11. Compte tenu de ses motifs, le présent jugement implique nécessairement que le préfet des Hauts-de-Seine communique à M. A les rapports d’inspection de chacun des établissements d’expérimentation animale situés dans le département, sollicités par l’intéressé, avec occultation des seules mentions permettant l’identification de toute personne physique citée dans ces rapports et de celles protégées par le secret des affaires dans les conditions spécifiées au point 8, par l’un des moyens mentionnés par les dispositions de l’article L. 311-9 du code des relations entre le public et l’administration. Il y a lieu d’adresser au préfet des Hauts-de-Seine une injonction en ce sens et de lui impartir, pour ce faire, un délai de deux mois à compter de la notification du présent jugement, sans qu’il y ait lieu d’assortir cette injonction d’une astreinte.
D E C I D E :
Article 1er : La décision implicite de la directrice départementale des finances publiques des Hauts-de-Seine rejetant la demande de communication des documents administratifs sollicités par M. A est annulée.

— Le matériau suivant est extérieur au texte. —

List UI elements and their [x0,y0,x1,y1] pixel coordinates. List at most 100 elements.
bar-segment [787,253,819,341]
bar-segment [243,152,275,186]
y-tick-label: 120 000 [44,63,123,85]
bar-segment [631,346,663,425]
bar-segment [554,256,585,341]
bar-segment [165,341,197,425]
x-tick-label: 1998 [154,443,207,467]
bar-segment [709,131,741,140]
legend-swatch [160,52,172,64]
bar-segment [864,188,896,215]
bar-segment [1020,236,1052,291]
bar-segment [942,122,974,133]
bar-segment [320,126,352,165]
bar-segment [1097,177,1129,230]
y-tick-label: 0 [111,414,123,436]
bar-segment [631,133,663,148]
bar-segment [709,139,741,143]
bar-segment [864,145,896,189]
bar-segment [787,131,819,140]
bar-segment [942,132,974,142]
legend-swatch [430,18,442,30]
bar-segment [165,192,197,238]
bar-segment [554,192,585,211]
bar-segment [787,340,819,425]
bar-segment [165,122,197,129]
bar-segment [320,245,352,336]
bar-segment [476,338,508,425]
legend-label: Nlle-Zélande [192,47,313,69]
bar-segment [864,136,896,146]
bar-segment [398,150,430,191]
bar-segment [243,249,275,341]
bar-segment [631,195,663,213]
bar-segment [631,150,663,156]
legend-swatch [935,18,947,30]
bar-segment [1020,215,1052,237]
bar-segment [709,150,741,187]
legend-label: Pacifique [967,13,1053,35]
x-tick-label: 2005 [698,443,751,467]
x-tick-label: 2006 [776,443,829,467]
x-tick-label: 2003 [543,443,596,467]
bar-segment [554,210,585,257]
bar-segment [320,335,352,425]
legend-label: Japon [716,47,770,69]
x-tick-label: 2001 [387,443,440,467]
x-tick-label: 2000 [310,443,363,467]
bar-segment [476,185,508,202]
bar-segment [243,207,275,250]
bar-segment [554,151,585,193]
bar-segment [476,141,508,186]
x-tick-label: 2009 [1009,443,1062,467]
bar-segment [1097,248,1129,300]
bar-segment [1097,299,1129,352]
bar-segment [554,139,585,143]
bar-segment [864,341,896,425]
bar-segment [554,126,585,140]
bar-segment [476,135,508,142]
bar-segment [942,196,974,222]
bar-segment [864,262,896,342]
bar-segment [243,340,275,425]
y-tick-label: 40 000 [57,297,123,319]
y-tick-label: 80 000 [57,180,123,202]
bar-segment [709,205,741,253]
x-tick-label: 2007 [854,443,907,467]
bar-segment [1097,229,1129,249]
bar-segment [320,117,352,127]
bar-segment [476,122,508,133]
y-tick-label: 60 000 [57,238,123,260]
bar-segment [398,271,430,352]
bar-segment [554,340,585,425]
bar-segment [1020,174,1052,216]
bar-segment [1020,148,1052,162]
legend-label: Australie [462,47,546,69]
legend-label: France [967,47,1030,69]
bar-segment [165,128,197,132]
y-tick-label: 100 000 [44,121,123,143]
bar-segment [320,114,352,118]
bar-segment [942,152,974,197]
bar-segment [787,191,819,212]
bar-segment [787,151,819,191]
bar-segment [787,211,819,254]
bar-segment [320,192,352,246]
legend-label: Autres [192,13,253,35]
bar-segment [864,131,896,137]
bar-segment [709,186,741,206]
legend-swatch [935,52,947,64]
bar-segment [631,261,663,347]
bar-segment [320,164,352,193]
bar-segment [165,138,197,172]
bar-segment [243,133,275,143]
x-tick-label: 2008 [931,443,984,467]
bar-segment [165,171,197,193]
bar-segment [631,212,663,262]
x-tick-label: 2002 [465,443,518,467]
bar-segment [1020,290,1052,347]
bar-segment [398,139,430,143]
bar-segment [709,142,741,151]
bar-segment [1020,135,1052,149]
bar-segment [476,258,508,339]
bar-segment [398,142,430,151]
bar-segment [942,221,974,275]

Article 2 : Il est enjoint au préfet des Hauts-de-Seine de communiquer à M. A, dans un délai de deux mois à compter de la date de notification du présent jugement, les rapports d’inspection de chaque établissement d’expérimentation animale implanté dans le département des Hauts-de-Seine au jour de sa demande, sous réserve des occultations qu’impliquent la protection du secret des affaires et le respect de la vie privée des personnes physiques mentionnées au point 11 du présent jugement.
Article 3 : Le surplus des conclusions de la requête est rejeté.
Article 4 : Le présent jugement sera notifié à M. B A et au ministre de l’agriculture et de la souveraineté alimentaire.
Copie en sera adressée au préfet des Hauts-de-Seine.
Lu en audience publique le 5 janvier 2024.